Version: 1.2.0

Gang Scheduling

What is Gang Scheduling

When Gang Scheduling is enabled, YuniKorn schedules the app only when the app’s minimal resource request can be satisfied. Otherwise, apps will be waiting in the queue. Apps are queued in hierarchy queues, with gang scheduling enabled, each resource queue is assigned with the maximum number of applications running concurrently with min resource guaranteed.

Gang Scheduling

Enable Gang Scheduling

There is no cluster-wide configuration needed to enable Gang Scheduling.

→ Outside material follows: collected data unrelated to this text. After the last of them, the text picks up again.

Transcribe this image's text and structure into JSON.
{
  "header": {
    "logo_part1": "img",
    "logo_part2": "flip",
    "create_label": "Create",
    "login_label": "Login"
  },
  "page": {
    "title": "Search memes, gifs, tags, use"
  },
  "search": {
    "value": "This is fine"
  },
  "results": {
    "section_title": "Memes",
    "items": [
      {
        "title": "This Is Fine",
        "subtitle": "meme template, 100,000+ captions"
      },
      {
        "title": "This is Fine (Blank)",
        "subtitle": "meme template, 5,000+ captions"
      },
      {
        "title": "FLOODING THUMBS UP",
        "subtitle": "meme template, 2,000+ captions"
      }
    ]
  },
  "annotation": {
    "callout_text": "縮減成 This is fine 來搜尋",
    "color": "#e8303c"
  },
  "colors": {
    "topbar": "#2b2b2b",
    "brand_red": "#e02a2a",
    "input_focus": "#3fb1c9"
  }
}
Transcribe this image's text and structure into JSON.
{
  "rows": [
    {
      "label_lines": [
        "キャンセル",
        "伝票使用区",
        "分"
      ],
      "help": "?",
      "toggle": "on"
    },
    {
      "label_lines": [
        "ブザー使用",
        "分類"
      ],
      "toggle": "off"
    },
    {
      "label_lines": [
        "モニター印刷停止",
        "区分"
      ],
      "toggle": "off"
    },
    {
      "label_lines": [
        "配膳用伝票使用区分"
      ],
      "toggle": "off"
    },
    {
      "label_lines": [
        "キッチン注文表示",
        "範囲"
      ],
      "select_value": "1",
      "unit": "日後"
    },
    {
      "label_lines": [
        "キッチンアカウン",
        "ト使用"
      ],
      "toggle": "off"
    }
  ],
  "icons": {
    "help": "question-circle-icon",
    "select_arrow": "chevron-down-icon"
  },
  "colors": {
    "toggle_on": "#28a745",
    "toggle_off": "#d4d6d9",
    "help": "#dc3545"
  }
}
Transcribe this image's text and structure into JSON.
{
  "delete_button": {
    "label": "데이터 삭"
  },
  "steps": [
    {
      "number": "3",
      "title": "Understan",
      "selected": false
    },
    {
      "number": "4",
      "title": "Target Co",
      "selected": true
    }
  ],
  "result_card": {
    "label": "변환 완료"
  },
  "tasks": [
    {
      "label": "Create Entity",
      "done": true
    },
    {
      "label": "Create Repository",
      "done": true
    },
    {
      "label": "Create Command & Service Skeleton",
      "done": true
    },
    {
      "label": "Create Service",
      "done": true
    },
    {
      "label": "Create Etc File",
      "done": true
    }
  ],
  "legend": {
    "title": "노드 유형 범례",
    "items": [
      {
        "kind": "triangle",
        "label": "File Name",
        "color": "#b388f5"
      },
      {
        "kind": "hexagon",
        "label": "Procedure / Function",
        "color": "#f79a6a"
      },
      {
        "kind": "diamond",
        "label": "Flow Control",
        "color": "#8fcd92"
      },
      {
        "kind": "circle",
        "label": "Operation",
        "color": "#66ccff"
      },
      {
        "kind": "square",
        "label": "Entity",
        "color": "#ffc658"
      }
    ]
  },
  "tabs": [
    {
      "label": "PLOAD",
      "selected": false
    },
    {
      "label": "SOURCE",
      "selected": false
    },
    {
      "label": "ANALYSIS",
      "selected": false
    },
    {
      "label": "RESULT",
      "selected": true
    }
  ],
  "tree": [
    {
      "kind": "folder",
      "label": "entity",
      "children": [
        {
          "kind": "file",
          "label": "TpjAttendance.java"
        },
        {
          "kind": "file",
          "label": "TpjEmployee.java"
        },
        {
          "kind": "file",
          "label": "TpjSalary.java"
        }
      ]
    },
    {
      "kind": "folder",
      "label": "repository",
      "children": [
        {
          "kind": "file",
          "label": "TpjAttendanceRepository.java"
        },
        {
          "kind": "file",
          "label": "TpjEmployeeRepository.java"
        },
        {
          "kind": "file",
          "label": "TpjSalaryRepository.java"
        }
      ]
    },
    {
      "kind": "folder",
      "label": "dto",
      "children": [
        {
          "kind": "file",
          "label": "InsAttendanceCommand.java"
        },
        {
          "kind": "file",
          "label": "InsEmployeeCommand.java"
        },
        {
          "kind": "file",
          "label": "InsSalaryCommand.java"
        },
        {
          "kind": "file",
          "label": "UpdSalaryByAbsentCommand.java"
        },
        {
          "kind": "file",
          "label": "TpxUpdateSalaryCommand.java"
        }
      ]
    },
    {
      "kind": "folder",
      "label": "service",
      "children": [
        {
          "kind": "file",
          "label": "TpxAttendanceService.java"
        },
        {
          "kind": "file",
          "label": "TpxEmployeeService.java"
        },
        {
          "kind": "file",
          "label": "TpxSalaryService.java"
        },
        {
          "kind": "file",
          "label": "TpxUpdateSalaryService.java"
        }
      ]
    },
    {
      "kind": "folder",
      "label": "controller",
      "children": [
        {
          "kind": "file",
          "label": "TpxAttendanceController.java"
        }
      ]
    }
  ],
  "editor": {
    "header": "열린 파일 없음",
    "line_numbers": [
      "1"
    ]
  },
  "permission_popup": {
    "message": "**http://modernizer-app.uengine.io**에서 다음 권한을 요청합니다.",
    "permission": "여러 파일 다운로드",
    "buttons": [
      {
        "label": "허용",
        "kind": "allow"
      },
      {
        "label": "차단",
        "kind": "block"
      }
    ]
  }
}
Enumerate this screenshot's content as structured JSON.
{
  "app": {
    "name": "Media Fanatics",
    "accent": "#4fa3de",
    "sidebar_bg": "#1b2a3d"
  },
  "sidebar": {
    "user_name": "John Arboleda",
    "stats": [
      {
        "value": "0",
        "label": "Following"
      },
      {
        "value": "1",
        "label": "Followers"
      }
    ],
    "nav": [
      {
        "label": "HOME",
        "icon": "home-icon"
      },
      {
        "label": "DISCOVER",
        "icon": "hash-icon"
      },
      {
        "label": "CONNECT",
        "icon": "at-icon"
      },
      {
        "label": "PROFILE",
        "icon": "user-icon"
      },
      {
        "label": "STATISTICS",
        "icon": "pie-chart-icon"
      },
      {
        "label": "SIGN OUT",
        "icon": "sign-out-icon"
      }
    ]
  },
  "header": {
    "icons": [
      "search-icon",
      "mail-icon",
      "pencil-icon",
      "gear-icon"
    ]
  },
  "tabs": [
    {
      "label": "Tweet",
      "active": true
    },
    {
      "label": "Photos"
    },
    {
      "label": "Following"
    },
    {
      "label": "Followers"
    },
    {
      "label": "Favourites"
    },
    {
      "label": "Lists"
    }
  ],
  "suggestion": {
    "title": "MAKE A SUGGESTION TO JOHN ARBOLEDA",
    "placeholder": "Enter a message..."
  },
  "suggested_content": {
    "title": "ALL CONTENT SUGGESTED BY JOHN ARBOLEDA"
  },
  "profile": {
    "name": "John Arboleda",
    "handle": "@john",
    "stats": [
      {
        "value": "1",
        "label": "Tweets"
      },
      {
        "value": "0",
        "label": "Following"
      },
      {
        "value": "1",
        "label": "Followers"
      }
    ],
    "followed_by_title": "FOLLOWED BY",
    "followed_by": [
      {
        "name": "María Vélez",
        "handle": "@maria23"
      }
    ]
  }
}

The scheduler actively monitors the metadata of each app, if the app has included a valid taskGroups definition, it will be considered as gang scheduling desired.

Task Group

A task group is a “gang” of tasks in an app, these tasks are having the same resource profile and the same placement constraints. They are considered as homogeneous requests that can be treated as the same kind in the scheduler.

Prerequisite

For the queues which runs gang scheduling enabled applications, the queue sorting policy should be set to FIFO. To configure queue sorting policy, please refer to doc: app sorting policies.

Why the `FIFO` sorting policy

When Gang Scheduling is enabled, the scheduler proactively reserves resources for each application. If the queue sorting policy is not FIFO based (StateAware is FIFO based sorting policy), the scheduler might reserve partial resources for each app and causing resource segmentation issues.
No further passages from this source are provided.